Now determine how many reducible and irreducible quadratics there are in $\mathbb Z_5[x]$.
I know there are 100 quadratics in $\mathbb Z_5[x]$ with 25 being monic (I believe). I think there are 7 irreducible monic quadratics(degree 1 polynomials, $x^2+2,x^2+3, x^2+x+1$), thus there are 18 monic reducible quadratics. This number seems unreasonably high. Am I even close with this?
On
Here is a variant of egreg's answer.
The field $\mathbb F_{25}$ is generated by any root of an irreducible quadratic polynomial. Since all elements of $\mathbb F_{25}$ are roots of $x^{25}-x$, the irreducible quadratic polynomial correspond to the irreducible quadratic factors of $x^{25}-x$. Factoring out $x^5-x$, which is a product of $5$ linear factors, leaves a polynomial of degree $20$ that is the product of irreducible quadratic polynomials. Therefore, there are $10$ irreducible quadratic polynomials.

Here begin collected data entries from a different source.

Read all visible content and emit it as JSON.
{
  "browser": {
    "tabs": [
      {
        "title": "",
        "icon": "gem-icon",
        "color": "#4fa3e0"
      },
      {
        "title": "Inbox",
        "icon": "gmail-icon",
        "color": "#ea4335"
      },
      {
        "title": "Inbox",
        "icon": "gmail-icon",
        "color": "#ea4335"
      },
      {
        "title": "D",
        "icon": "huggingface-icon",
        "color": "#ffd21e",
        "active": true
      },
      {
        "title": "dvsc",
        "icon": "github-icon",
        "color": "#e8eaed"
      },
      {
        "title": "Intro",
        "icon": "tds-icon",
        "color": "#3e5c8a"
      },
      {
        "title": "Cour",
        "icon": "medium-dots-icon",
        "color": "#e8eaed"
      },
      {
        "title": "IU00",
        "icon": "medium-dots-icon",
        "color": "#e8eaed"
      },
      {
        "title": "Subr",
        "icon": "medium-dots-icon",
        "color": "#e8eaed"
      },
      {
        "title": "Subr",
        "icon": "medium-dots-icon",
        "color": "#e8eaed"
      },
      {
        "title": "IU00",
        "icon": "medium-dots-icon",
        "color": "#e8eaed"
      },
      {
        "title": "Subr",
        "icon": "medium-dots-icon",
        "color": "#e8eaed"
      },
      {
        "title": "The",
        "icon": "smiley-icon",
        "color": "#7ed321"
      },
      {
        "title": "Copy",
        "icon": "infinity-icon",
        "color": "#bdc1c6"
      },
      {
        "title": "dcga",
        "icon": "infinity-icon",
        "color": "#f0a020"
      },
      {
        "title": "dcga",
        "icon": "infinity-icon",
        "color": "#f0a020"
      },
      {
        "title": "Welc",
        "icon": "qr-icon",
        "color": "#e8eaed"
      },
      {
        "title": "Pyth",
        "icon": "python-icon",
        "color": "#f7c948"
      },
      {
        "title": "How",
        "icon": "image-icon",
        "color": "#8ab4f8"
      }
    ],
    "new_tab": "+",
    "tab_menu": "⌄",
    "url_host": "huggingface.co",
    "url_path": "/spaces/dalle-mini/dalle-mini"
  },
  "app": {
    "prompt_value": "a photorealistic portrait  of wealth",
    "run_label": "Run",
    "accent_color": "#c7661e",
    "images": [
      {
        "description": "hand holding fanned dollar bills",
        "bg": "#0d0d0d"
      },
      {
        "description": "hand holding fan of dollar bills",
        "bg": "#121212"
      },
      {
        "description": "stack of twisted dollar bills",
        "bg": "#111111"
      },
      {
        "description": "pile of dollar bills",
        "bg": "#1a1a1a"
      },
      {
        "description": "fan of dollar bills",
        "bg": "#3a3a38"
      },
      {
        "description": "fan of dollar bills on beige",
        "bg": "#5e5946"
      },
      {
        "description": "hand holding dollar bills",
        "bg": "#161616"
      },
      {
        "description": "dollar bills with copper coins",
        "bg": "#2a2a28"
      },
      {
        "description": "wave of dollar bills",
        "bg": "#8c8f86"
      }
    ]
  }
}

A reducible monic polynomial is of the form $x^2+2bx+c$, where $b^2-c$ is a square, that is $\Delta=b^2-c\in\{0,1,4\}$.
For any of these cases, we can assign $b$ any value and determine $c$. So $15$.
In another way: a reducible monic polynomial has the form $(x-h)(x-k)$, where $h$ and $k$ are the roots. Five cases for $h=k$; ten cases for $h\ne k$, because $$ \binom{5}{2}=10 $$ (the order of the roots is irrelevant).
Another way. The field $F_{25}$ with $25$ elements is generated by any root of an irreducible polynomial; there are $25-5=20$ elements that generate $F_{25}$, but the minimal polynomial of any of these $20$ elements has two distinct roots. So we have $10$ irreducible polynomials.